The Kepler Spacecraft has once again escaped equipment failures that threatened to doom the observatory, returning to its previous K2 mission. The observatory is designed to discover planets surrounding other stars.

The K2 mission is, in effect, the second life for the exoplanet hunter. After two of the four reaction wheels within the observatory failed in May 2013, mission controllers lost their ability to easily aim the spacecraft at a desired target.

In 2014, mission planners found a way to use the solar wind to steer the craft. Once more, the vehicle resumed its search for planets orbiting other stars. The K2 mission also extends search targets for the observatory to other, more traditional targets, such as supernovae.
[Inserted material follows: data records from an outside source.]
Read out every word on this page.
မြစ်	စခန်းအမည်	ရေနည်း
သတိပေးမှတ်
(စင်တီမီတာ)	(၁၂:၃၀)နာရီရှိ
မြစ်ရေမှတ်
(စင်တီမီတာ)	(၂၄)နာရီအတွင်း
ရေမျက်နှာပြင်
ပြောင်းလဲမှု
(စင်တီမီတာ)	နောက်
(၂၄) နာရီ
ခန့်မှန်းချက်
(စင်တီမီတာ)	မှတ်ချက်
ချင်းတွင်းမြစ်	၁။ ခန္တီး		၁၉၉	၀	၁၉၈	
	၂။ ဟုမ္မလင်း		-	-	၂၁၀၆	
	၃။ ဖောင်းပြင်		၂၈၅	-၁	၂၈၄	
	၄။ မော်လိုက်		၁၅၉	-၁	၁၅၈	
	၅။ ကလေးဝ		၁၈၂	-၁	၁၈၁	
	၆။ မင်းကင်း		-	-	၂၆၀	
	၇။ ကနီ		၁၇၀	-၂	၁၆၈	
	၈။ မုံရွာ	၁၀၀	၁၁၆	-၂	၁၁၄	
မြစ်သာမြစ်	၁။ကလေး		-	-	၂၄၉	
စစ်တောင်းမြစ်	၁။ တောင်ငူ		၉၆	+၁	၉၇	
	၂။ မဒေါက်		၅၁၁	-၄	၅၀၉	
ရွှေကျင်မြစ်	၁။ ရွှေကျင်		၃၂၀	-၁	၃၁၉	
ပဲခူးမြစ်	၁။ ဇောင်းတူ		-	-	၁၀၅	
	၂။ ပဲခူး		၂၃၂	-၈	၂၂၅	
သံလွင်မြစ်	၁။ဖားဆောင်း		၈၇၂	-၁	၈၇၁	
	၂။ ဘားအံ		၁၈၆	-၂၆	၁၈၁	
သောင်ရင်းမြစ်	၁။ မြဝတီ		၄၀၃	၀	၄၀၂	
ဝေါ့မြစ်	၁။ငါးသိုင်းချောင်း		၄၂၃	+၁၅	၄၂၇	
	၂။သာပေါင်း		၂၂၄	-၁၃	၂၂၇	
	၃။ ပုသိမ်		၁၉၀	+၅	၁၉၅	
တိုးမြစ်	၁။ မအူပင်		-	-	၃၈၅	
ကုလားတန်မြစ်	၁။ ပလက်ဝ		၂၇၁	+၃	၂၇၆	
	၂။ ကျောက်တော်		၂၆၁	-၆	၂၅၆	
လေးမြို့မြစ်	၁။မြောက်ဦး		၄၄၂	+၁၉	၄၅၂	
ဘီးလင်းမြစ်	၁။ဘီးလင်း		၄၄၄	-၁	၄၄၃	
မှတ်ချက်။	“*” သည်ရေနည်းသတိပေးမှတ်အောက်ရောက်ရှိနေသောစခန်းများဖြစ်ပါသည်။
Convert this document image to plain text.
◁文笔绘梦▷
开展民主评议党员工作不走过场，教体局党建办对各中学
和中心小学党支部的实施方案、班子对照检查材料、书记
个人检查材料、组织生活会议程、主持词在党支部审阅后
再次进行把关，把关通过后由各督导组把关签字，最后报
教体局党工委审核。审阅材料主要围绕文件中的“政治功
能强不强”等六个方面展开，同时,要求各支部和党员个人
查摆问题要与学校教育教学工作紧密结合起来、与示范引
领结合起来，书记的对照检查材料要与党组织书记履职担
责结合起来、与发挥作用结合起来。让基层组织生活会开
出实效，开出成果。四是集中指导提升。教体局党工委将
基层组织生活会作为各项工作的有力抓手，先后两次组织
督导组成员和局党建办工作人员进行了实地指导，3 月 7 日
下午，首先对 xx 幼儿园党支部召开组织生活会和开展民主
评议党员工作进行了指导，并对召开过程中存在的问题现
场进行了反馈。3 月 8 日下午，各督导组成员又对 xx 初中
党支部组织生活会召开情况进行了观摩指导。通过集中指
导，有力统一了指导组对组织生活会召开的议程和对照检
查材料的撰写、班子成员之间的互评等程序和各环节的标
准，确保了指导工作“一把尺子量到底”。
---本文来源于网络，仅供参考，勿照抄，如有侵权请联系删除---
The mission is divided into a series of 90-day campaigns.

Kepler's computers and subsystems were subjected to a power-cycle routine, clearing the emergency state. The observatory started to return to scientific studies on April 19, as astronomers refreshed the list of targets for the observatory, as well as reset logs and counters. Controllers also sent a new command sequence to the craft. As the final updates were received by Kepler, the craft was pointed to the center of our galaxy, returning to its scientific mission, now labeled C9.

"The C9 observing period will conclude on July 1, when the galactic center is no longer in view from the vantage point of the spacecraft. K2 will then begin Campaign 10, which will proceed to investigate an entirely new set of interesting astrophysical targets," Charlie Sobeck, project manager at NASA Ames Research Center wrote.

Astronomers are still uncertain what caused the Kepler spacecraft to enter emergency mode on April 8, 2016. Currently, the most popular theory is that a transient electrical signal may have triggered a series of alarms aboard the craft, leading to the shift to the state in which it was found.

Kepler has already discovered more than 1,000 confirmed exoplanets orbiting other stars. In addition, thousands of additional findings are awaiting confirmation by other astronomers. So far, astronomers know of around 2,000 exoplanets, roughly half of which were discovered using the Kepler observatory. Of the 3,600 remaining candidates, researchers suggest around 90 percent will later be confirmed as alien worlds.

Despite a handful of serious setbacks since Kepler reached space, the observatory has performed well beyond expectations.